Pria itu mengayunkan langkahnya, mendekat ke arah mereka, lalu duduk di double sofa.

"Lo yakin mau ikut balap motor itu lagi?"

Bagas menganggukkan kepalanya. Setelah lama ia vakum dari balap motor, kini ia kembali memutuskan untuk terjun ke dalam balapan liar itu.

"Lo udah memikirin matang-matang?"

Bagas menghembuskan napas pelan, mencoba menenangkan pikirannya. Ia menarik satu gelas, menuangkan jus jeruk ke dalamnya, lalu meneguknya hingga habis, meninggalkan gelas yang kosong sebagai tanda keputusan yang baru saja ia buat.

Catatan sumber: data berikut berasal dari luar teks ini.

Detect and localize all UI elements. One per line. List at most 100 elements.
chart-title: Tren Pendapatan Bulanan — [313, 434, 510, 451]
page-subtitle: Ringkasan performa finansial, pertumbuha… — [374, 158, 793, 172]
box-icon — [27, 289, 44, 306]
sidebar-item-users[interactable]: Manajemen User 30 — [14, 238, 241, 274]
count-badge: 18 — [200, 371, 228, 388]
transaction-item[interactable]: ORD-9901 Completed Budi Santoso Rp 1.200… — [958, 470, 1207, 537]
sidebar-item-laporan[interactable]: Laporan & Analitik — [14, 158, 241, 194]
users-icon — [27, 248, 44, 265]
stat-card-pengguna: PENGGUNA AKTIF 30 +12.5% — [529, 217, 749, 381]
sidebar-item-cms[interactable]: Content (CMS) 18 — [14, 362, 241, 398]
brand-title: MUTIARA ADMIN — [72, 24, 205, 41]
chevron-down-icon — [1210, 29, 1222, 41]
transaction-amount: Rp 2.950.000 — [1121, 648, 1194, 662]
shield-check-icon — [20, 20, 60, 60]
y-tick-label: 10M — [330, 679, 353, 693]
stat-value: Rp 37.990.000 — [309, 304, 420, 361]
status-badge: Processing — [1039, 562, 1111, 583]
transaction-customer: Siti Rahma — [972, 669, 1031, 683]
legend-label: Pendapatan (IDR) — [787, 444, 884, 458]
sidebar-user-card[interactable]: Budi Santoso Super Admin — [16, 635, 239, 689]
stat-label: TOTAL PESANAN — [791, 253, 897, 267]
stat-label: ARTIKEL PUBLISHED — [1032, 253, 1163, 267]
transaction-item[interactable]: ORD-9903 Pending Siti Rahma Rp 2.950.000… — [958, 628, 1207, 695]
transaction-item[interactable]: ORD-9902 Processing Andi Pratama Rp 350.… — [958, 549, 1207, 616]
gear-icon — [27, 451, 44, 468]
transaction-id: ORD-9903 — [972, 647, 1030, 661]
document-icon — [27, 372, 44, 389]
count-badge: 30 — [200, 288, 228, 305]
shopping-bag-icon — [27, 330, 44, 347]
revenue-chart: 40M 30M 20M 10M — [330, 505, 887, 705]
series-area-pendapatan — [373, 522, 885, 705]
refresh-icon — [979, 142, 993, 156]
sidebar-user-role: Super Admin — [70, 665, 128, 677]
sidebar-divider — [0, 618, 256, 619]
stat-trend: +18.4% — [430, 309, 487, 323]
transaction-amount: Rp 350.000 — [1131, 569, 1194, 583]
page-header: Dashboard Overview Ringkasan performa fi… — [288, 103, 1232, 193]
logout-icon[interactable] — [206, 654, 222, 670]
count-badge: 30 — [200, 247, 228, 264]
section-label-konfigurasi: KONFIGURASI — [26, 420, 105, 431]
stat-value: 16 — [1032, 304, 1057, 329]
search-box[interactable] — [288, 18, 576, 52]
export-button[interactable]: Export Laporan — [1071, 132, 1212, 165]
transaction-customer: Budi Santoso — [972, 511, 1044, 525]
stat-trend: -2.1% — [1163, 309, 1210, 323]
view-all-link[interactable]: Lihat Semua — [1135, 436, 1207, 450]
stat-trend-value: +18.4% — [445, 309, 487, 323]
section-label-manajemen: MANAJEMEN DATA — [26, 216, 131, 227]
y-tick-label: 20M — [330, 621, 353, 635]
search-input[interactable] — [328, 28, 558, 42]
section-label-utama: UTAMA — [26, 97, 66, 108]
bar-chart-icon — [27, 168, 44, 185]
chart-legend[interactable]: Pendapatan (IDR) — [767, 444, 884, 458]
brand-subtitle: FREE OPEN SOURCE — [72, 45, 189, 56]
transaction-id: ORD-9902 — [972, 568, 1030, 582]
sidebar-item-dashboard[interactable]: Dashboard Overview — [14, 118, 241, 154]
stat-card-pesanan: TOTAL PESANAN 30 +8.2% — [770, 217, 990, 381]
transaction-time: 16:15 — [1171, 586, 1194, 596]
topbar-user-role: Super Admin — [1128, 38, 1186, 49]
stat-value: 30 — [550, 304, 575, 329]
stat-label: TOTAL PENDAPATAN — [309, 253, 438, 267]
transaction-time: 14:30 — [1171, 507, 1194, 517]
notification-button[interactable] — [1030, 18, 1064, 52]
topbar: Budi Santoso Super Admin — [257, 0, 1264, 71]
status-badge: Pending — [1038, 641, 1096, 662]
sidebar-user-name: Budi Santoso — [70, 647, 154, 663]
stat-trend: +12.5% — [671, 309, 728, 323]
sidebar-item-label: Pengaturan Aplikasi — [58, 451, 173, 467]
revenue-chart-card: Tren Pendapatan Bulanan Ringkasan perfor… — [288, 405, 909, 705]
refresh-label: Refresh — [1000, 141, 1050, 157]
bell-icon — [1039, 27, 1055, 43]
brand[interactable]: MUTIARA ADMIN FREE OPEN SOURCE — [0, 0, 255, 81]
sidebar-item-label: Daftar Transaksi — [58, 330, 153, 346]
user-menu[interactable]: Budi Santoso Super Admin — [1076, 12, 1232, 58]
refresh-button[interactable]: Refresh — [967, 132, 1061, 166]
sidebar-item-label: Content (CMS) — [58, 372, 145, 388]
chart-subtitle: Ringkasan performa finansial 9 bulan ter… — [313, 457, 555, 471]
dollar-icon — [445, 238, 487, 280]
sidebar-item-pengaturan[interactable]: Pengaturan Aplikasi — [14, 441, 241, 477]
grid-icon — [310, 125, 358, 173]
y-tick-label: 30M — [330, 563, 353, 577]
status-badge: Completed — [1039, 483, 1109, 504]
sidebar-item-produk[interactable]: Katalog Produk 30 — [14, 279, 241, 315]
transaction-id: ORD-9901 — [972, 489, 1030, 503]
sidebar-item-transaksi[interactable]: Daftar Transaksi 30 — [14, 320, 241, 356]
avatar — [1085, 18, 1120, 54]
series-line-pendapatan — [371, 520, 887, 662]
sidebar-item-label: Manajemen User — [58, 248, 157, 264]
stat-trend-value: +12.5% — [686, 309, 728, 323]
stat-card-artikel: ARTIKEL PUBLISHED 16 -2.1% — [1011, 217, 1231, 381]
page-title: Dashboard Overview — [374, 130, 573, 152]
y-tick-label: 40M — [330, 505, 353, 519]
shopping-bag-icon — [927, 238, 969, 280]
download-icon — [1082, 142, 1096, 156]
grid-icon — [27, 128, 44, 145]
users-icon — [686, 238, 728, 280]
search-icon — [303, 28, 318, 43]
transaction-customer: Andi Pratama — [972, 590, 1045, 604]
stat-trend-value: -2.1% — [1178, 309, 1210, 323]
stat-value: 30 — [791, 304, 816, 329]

"I want to start my life over."

"Dengan menjadi berandalan lagi?” tukas pria berjaket denim, menatap tajam ke arah sahabatnya sambil menyilangkan tangan di dada.

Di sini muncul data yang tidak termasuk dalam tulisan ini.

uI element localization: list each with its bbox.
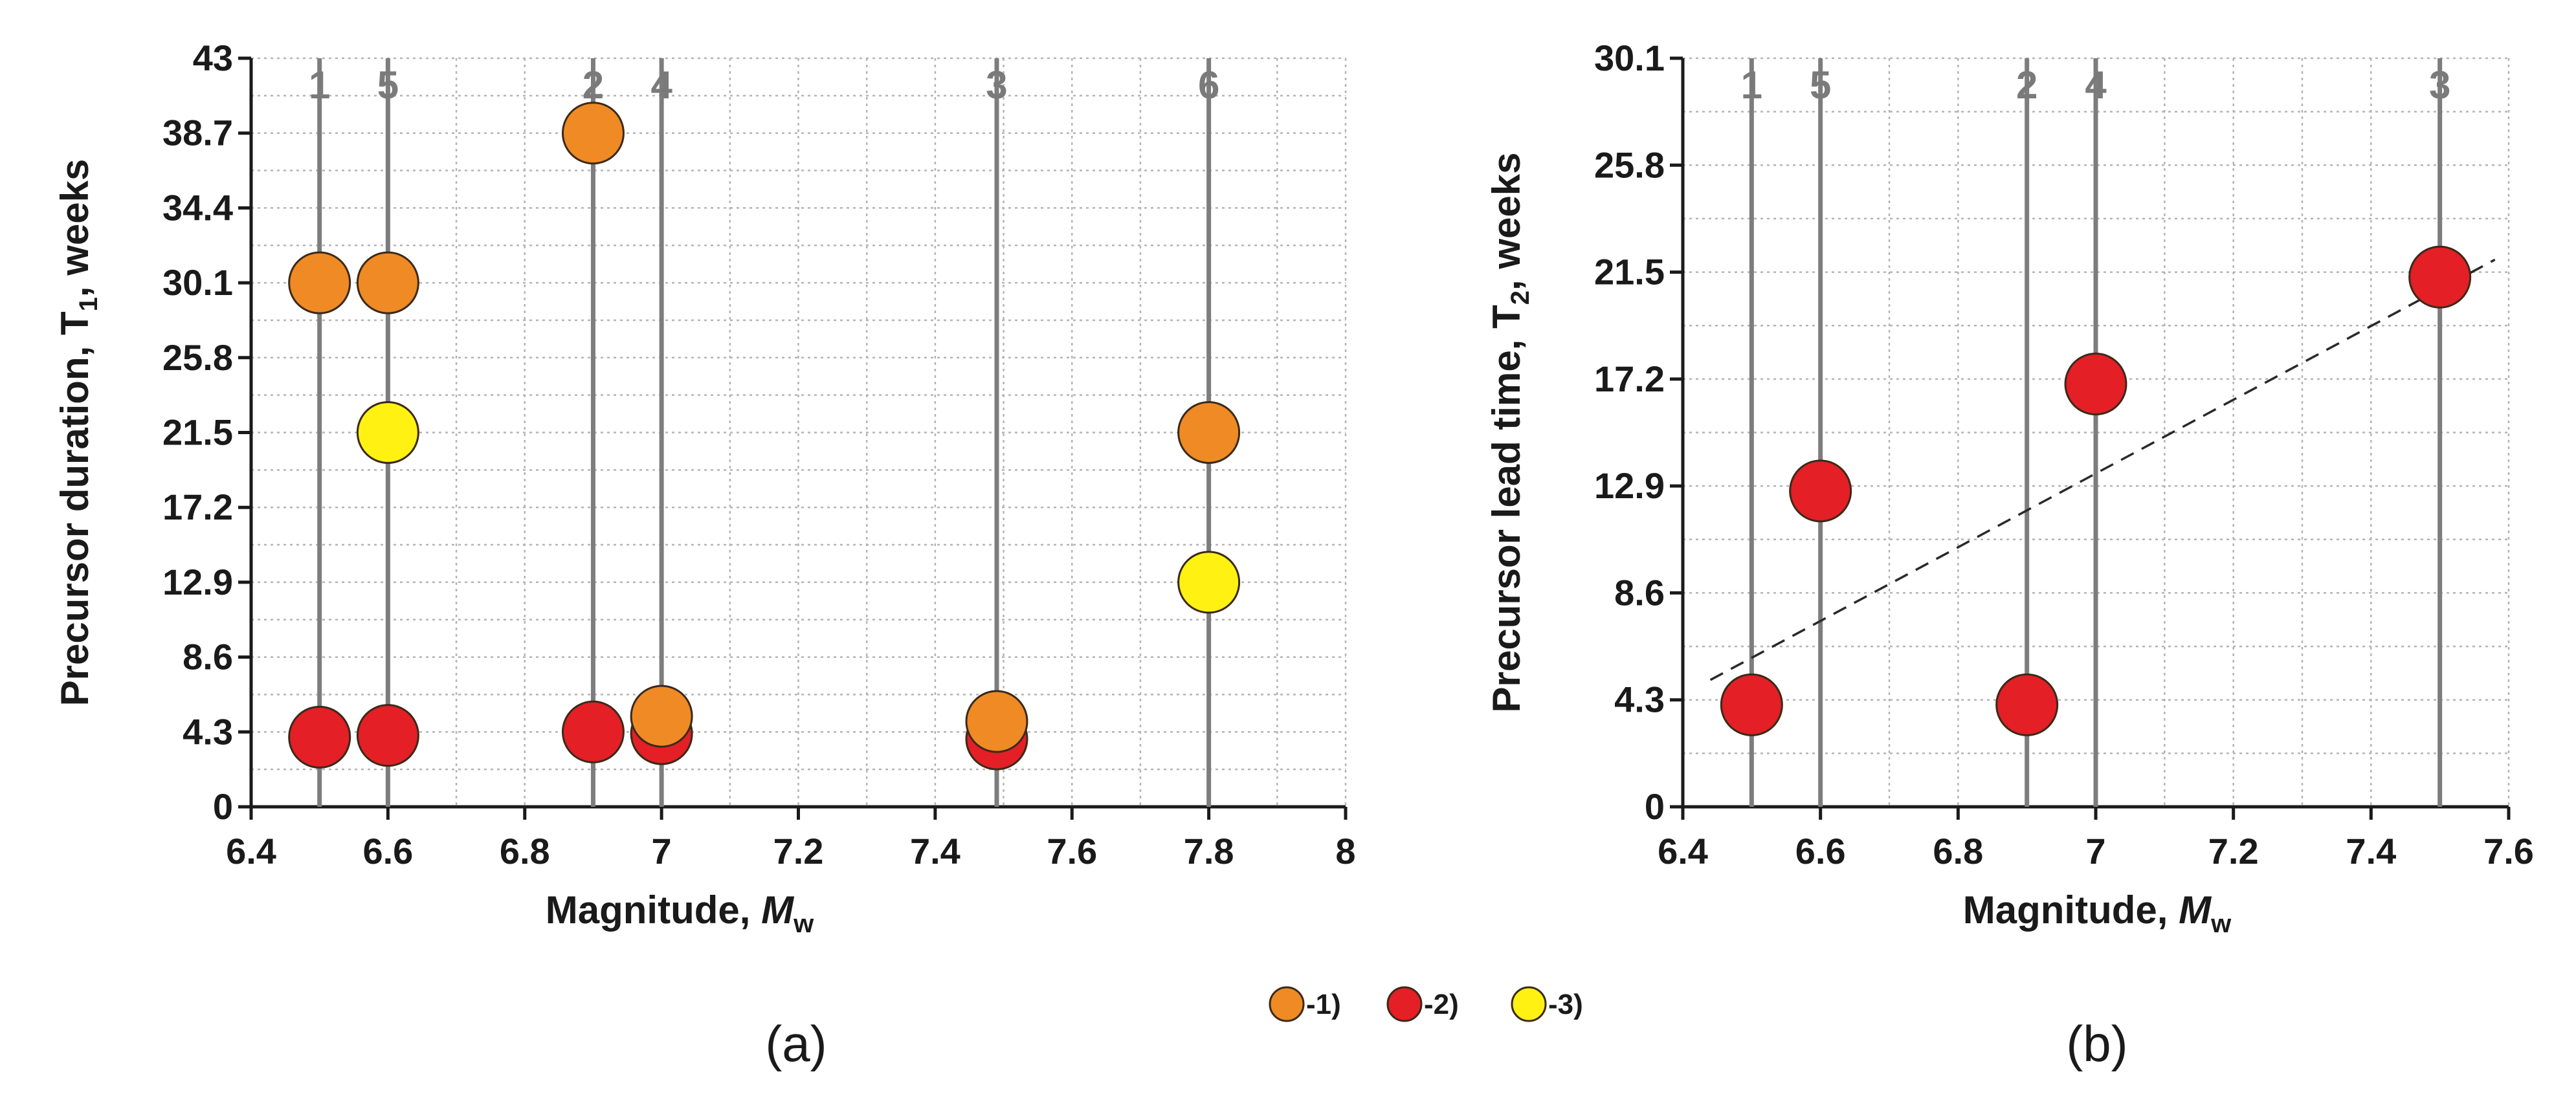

Bagas tersenyum smirk. Ia berjalan pelan mendekat ke arah jendela bening di depannya. Menatap hampa langit yang membungkus malam. Tak ada sahutan apapun yang terdengar dalam ruangan kedap suara itu, kecuali suara detik jam yang berdetak pelan. Setiap tik-toknya terasa begitu jelas, seolah memperingatkan dirinya bahwa waktu akan terus berjalan maju ke depan, tak peduli apa yang telah terjadi pada dirinya di kehidupan sebelumnya.

"Jika menjadi seorang berandalan bisa membuat gue menjadi lebih baik," ujar Bagas, suaranya tegas namun penuh keyakinan. Ia membalikkan badan, menatap para sahabatnya dengan mata yang tajam dan senyum tipis yang tak sepenuhnya menunjukkan keceriaan, lebih kepada sebuah refleksi dari keputusan yang telah ia buat. "Kenapa nggak gue lakuin saja dari dulu?"

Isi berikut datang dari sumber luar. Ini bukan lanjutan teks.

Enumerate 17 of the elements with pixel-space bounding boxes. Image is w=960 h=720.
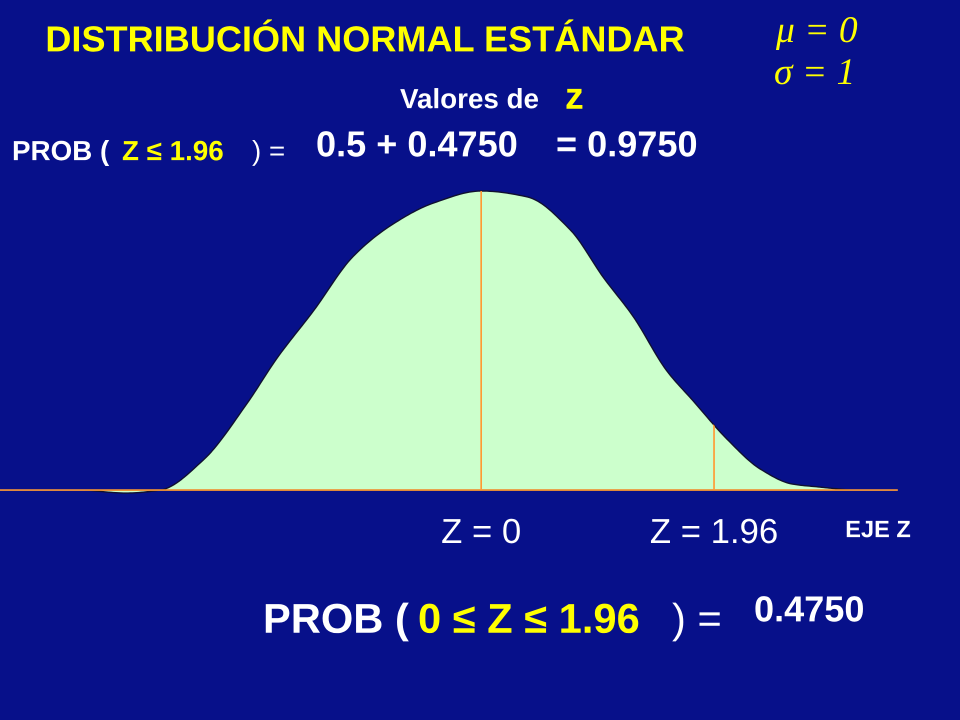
text: 0.5 + 0.4750 bbox=[317, 131, 516, 157]
text: = 0.9750 bbox=[558, 131, 696, 157]
text: 0 ≤ Z ≤ 1.96 bbox=[420, 604, 638, 634]
x-tick-label: Z = 1.96 bbox=[650, 518, 777, 544]
text: PROB ( bbox=[266, 602, 409, 642]
text: ) = bbox=[252, 140, 284, 166]
chart-title: DISTRIBUCIÓN NORMAL ESTÁNDAR bbox=[48, 19, 684, 52]
text: Z ≤ 1.96 bbox=[122, 140, 223, 160]
text: Valores de bbox=[400, 88, 538, 108]
x-tick-label: Z = 0 bbox=[442, 518, 520, 544]
text: z bbox=[566, 88, 582, 109]
x-axis-title: EJE Z bbox=[846, 520, 910, 538]
text: ) = bbox=[672, 602, 720, 642]
text: 0.4750 bbox=[755, 596, 863, 622]
text: μ = 0 bbox=[776, 17, 858, 50]
text: PROB ( bbox=[14, 140, 110, 166]
text: σ = 1 bbox=[775, 59, 852, 84]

Dani, sahabatnya itu, menghela napas pelan. "Lakukan apapun yang lo mau, tapi perlu lo ingat bahwa setiap keputusan ada konsekuensinya," ujarnya dengan nada serius, menatap Bagas dalam-dalam. "Apa lo udah mikirin semuanya?"

Bagas mengangguk, senyum tipis menghiasi wajahnya. Tanpa berkata apa-apa lagi, ia melangkah duduk kembali di tempatnya semula.

"Kalian nggak perlu khawatir," ujar Bagas dengan suara tenang, meskipun ada ketegangan yang tak terlihat di dalam dirinya. Ia mengeluarkan sebungkus nikotin dari saku jaketnya, lalu membuka kemasan itu dengan santai. Ketiga sahabatnya langsung terkejut, mata mereka terbelalak, melihat tindakan Bagas yang tiba-tiba itu.

"Sejak kapan lo merokok?" tanya Aziz heran, matanya penuh keingintahuan. Ia terkejut, karena setahunya Bagas sudah lama berhenti merokok, meninggalkan kebiasaan itu di masa lalu.

Lagi-lagi Bagas memilih bungkam. Sejak pria itu keluar dari rumah sakit, kehidupannya berubah seratus delapan puluh derajat.

Benar kata pepatah bijak, 'Hati yang terluka ibarat kaca yang pecah, meski di satukan kembali tetap terlihat goresan retaknya.’